Erstens: Dass der Wortlaut nicht zwingend ist, will das BVerfG mit dem Verweis auf eine eigene frühere Entscheidung zu Art. 10 Abs. 1 GG, der einen Eingriff ebenfalls nur aufgrund Gesetzes erlaubt, veranschaulichen (Rz. 169). Allerdings wird hier durch Selbstzitation ein Argument vorgetäuscht, wo keines ist. Denn die dort zitierte Entscheidung bleibt jedes Argument zur Frage schuldig und stellt schlicht die Verfassungsmäßigkeit eines Eingriffs durch Gesetz in Art. 10 Abs. 1 GG fest (E 125, 260, 313 = hier Rz. 198). Folgt man dem dortigen Verweis, findet man ebenso wenig eine Begründung zur aufgeworfenen Frage (E 85, 385, 396 ff. = hier Rz. 45 ff.). Die Ausführungen beißen sich im Übrigen mit der Feststellung wenige Sätze später, es fehle »an einem System der verschiedenen Schrankenregelungen in dem Sinne, dass Gehalt und Wirkungen des Verfassungstextes bei gleicher sprachlicher Fassung jeweils gleich zu verstehen wären und umgekehrt« (Rz. 270). Warum dann der Verweis auf das Übergehen des Wortlauts in Art. 10 Abs. 1 GG?

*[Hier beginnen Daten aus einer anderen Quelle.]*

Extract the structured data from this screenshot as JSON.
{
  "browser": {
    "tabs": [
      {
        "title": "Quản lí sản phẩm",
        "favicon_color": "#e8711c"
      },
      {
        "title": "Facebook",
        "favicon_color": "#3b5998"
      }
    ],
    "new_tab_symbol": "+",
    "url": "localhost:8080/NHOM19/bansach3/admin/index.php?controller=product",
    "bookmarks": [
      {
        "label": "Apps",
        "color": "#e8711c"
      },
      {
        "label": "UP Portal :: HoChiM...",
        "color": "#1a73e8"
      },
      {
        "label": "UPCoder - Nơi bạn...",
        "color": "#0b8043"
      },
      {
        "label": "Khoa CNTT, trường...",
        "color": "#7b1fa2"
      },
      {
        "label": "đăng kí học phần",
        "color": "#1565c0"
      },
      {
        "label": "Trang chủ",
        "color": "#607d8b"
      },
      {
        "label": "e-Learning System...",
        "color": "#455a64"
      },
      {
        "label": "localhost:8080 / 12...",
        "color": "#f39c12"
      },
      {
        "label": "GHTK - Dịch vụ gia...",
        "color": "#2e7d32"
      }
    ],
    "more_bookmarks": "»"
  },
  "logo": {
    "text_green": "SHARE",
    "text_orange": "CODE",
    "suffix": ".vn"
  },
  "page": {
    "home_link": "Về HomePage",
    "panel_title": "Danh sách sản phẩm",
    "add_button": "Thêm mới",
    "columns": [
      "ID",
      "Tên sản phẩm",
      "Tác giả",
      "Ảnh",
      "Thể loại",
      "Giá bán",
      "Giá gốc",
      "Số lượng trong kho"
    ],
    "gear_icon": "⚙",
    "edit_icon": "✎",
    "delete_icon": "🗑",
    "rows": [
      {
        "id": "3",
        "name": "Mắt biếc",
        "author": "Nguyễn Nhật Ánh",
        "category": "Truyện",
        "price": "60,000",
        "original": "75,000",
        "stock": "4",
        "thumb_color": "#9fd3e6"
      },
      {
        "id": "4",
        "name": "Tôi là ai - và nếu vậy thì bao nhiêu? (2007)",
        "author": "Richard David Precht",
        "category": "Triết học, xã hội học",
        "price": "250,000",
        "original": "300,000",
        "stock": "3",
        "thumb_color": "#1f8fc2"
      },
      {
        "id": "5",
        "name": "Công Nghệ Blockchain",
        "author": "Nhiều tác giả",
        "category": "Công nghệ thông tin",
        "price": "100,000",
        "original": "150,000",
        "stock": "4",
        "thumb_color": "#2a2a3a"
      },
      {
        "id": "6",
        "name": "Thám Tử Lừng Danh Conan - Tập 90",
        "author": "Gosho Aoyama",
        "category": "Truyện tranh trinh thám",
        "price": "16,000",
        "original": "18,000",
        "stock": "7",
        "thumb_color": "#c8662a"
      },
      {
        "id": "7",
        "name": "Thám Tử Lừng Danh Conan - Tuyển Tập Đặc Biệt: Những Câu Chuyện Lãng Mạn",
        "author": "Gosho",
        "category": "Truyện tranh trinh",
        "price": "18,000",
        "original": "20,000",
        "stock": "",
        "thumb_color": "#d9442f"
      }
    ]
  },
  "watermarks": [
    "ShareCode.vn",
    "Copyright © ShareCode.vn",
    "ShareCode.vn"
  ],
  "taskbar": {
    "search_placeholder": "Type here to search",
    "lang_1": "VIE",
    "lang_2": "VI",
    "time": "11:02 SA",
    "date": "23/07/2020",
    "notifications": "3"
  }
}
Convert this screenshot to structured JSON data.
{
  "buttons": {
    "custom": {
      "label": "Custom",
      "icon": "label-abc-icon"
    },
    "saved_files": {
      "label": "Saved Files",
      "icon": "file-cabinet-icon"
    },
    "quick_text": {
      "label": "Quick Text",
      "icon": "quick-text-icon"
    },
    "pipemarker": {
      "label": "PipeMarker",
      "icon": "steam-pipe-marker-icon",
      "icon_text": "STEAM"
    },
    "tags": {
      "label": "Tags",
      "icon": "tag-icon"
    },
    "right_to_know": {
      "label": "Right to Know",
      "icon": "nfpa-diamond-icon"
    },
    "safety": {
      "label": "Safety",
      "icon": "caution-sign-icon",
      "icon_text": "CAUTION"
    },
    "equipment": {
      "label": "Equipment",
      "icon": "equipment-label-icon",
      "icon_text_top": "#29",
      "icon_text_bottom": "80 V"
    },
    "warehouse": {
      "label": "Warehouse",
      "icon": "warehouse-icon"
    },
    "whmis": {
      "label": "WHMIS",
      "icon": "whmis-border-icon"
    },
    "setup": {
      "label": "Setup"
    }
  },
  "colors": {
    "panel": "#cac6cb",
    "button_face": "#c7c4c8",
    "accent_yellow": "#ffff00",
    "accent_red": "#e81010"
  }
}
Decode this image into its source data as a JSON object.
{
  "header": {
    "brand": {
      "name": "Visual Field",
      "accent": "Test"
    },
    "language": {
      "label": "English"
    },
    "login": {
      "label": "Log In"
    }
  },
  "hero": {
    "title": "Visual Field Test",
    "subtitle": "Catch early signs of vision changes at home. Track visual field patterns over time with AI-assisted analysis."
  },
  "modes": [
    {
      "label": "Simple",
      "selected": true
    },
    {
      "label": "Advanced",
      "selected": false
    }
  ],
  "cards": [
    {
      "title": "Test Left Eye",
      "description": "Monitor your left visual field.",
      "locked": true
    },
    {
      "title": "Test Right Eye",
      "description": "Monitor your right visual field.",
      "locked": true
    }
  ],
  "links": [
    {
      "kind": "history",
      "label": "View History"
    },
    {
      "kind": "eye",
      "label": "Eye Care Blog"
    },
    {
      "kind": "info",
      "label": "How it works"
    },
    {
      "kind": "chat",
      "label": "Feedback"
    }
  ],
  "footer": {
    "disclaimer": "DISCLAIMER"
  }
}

Zweitens ist unverständlich, weshalb das erweiterte Eingriffsverständnis notwendig »Konsequenzen« für den Schrankenvorbehalt haben muss. Es bleibt zunächst unklar, weshalb aus der Tatsache, dass der Gesetzgeber »unmittelbar« durch das erweiterte Eingriffsverständnis an das Grundrecht der Freiheit der Person gebunden ist, gefolgert wird, er müsse »umgekehrt auch von der vorgesehenen Beschränkungsmöglichkeit Gebrauch machen können« (Rz. 272). Der Gesetzgeber ist ohnehin kraft der Grundrechtsbindung aus Art. 1 Abs. 3 GG unmittelbar an das Grundrecht der Freiheit der Person gebunden. Dies wirkt sich dahingehend aus, dass der Gesetzgeber schon bei der Schaffung eines Gesetzes, das der Exekutive einen Eingriff erlaubt, an das Grundrecht gebunden ist – wie das Gericht selbst betont (vgl. Rz. 244). Sieht man die »unmittelbare« Bindung des Gesetzgebers darin, dass der Eingriff durch dessen Gesetz erfolgt, lässt sich mit einer Kontrollüberlegung bestreiten, dass dieses Eingriffsverständnis ein erweitertes Verständnis des Schrankenvorbehalts bedingt: Auch auf dem Verordnungsweg durch die Landesexekutive verhängte Ausgangssperren sind nach dem Eingriffsverständnis des BVerfG als Eingriffe in die Freiheit der Person zu klassifizieren. Diese erfolgen aber, als exekutive Maßnahme, aufgrund Gesetzes. Es bedarf also keiner Erweiterung des Schrankenvorbehalts, damit überhaupt noch verfassungsgemäße Ausgangsbeschränkungen verhängt werden können. Das weite Eingriffsverständnis führt erst dazu, dass Ausgangsbeschränkungen überhaupt in die Freiheit der Person eingreifen, sagt aber noch nichts über den Schrankenvorbehalt aus. Man mag ein verändertes Verständnis des Schrankenvorbehalts für eine plausible Reaktion auf das erweiterte Eingriffsverständnis halten, müsste das dann aber darüberhinausgehend begründen. Das tut das BVerfG jedoch nicht.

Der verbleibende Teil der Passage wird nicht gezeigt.